Três famílias de assentados no Novo Planalto, na antiga fazenda Maclaren, no município de Alto Alegre, tiveram suas casas incendiadas na noite de ontem. A sede da Associação dos Moradores do Novo Planalto também foi alvo do incêndio que foi apontado como criminoso pela presidente da associação Silvanete da Silva.

A Folha tentou contato com Silvanete, mas seu telefone dava fora da área. Segundo um dos moradores, que preferiu não se identificar com receio de represálias, a comunidade está com medo de que coisas piores possam acontecer. Ele contou que acompanhou a presidente até a delegacia de Alto Alegre para fazer o boletim de ocorrência e disse que eles pediram providências para segurança das famílias que moram lá.

“São pessoas fortes e poderosas, temos medo de morrer, pois já sabemos mais ou menos quem são. Por isso não queremos nos identificar”, afirmou.

Ele citou que por volta das 9h da noite de quarta-feira, 30, a comunidade foi surpreendida por um carro com quatro ocupantes e uma moto com uma pessoa que jogaram gasolina nas três casas e na sede da associação.

“Não deu para identificar que modelo de carro que era, pois foi tudo muito rápido. Eles chegaram, jogaram gasolina e tocaram fogo nas casas. Só deu tempo de as famílias saírem correndo de dentro das residências e ficarem assistindo o fogo consumir tudo e sem poder fazer nada”, comentou.

Ele afirmou que são mais de 120 famílias que moram na comunidade há mais de 12 anos e esta não foi a primeira vez que fatos assim acontecem.

Sobre os motivos que levariam alguém a fazer esse tipo de crime, um dos moradores entrevistados pela Folha disse que acredita ser para intimidar os moradores e fazer com que saiam do local, pois os atacantes seriam empregados de grandes produtores.

“Essa é a quarta vez que tentam nos intimidar. Isso já aconteceu em 2015 e em 2011. Sempre tem alguém querendo tomar nossas terras”, disse.

Ele citou que a maior parte das famílias que estão no assentamento é de pessoas que estavam ocupando a Terra Indígena Raposa Serra do Sol.

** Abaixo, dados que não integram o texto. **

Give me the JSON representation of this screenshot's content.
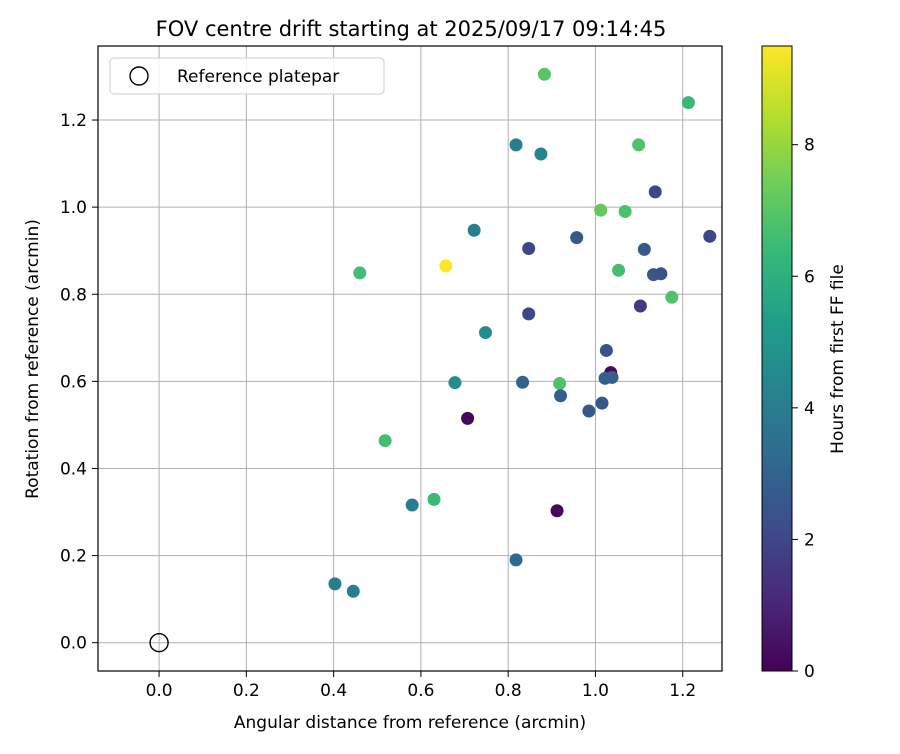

“Nos colocaram neste assentamento há 12 anos e até agora não houve regularização por parte do Governo Federal e do Governo Estadual, mas trabalhamos honestamente e aguardando essa regularização e queremos ter a segurança para continuar produzindo melão, mamão, melancia, maracujá e criarmos nossos animais, inclusive estou com o carro cheio de galinhas levando para Boa Vista, pois tenho medo de deixar lá e levarem ou queimarem”, afirmou.

O colono informou que o prejuízo ainda não foi calculado, mas fez projeção de pelo menos R$ 70 mil nas três casas e a seda da associação.

“Ainda estamos avaliando o prejuízo, mas o prejuízo maior é o medo deles voltarem e queimar outras casas e as benfeitorias que temos. Queremos que a Polícia faça vigilância permanente no assentamento, ou que seja uma ronda, pedimos socorro às autoridades”, disse. “Temos medo de haver um assassinato. Estamos todos assustados”, afirmou.